A quick introduction to machine learning in R with caret

If you’ve been using R for a while, and you’ve been working with basic data visualization and data exploration techniques, the next logical step is to start learning some machine learning.

To help you begin learning about machine learning in R, I’m going to introduce you to an R package: the caret package. We’ll build a very simple machine learning model as a way to learn some of caret’s basic syntax and functionality.

But before diving into caret, let’s quickly discuss what machine learning is and why we use it.

What is machine learning?

Machine learning is the study of data-driven, computational methods for making inferences and predictions.

Without going into extreme depth here, let’s unpack that by looking at an example.

A simple example

Imagine that you want to understand the relationship between car weight and car fuel efficiency (I.e., miles per gallon); how is fuel efficiency effected by a car’s weight?

To answer this question, you could obtain a dataset with several different car models, and attempt to identify a relationship between weight (which we’ll call wt) and miles per gallon (which we’ll call mpg).

A good starting point would be to simply plot the data, so first, we’ll create a scatterplot using R’s ggplot:

require(ggplot2)

ggplot(data = mtcars, aes(x = wt, y = mpg)) +
  geom_point()

Just examining the data visually, it’s pretty clear that there’s some relationship. But if we want to make more precise claims about the relationship between wt and mpg, we need to specify this relationship mathematically. So, as we press forward in our analysis, we’ll make the assumption that this relationship can be described mathematically; more precisely, we’ll assume that this relationship can be described by some mathematical function, $f(x)$ . In the case of the above example, we’ll be making the assumption that “miles per gallon” can be described as a function of “car weight”.

Assuming this type of mathematical relationship, machine learning provides a set of methods for identifying that relationship. Said differently, machine learning provides a set of computational methods that accept data observations as inputs, and subsequently estimate that mathematical function, $f(x)$ ; machine learning methods learn the relationship by being trained with an input dataset.

Ultimately, once we have this mathematical function (a model), we can use that model to make predictions and inferences.

How much math you really need to know

What I just wrote in the last few paragraphs about “estimating functions” and “mathematical relationships” might cause you to ask a question: “how much math do I need to know to do machine learning?”

Ok, here is some good news: to implement basic machine learning techniques, you don’t need to know much math.

To be clear, there is quite a bit of math involved in machine learning, but most of that math is taken care of for you. What I mean, is that for the most part, R libraries and functions perform the mathematical calculations for you. You just need to know which functions to use, and when to use them.
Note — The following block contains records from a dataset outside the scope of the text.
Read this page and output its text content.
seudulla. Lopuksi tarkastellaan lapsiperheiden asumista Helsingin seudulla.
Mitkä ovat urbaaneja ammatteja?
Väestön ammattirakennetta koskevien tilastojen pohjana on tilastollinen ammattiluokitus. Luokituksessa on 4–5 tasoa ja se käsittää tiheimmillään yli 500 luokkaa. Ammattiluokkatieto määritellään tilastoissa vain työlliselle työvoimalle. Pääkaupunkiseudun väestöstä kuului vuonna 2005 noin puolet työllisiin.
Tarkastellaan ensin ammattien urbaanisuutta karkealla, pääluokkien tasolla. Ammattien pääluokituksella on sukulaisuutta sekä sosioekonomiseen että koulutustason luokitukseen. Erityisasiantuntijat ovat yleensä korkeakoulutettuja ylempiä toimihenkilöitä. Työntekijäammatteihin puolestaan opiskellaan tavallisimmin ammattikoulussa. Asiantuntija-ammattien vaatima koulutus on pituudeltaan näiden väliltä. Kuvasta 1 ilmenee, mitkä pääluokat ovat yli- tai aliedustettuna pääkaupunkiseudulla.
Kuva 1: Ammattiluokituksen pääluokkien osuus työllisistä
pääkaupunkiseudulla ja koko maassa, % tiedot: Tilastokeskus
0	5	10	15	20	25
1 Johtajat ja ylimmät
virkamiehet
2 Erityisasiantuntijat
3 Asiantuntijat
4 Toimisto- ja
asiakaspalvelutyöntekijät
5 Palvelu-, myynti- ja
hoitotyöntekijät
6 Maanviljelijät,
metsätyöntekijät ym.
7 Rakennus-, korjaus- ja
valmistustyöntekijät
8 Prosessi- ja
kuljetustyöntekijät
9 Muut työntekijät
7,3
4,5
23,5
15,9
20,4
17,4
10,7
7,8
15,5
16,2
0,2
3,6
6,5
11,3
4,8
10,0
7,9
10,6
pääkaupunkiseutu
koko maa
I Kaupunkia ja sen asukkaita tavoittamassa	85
Here’s an analogy: if you were a carpenter, you wouldn’t need to build your own power tools. You wouldn’t need to build your own drill and power saw. Therefore, you wouldn’t need to understand the mathematics, physics, and electrical engineering principles that would be required to construct those tools from scratch. You could just go and buy them “off the shelf.” To be clear, you’d still need to learn how to use those tools, but you wouldn’t need a deep understanding of math and electrical engineering to operate them.

When you’re first getting started with machine learning, the situation is very similar: you can learn to use some of the tools, without knowing the deep mathematics that makes those tools work.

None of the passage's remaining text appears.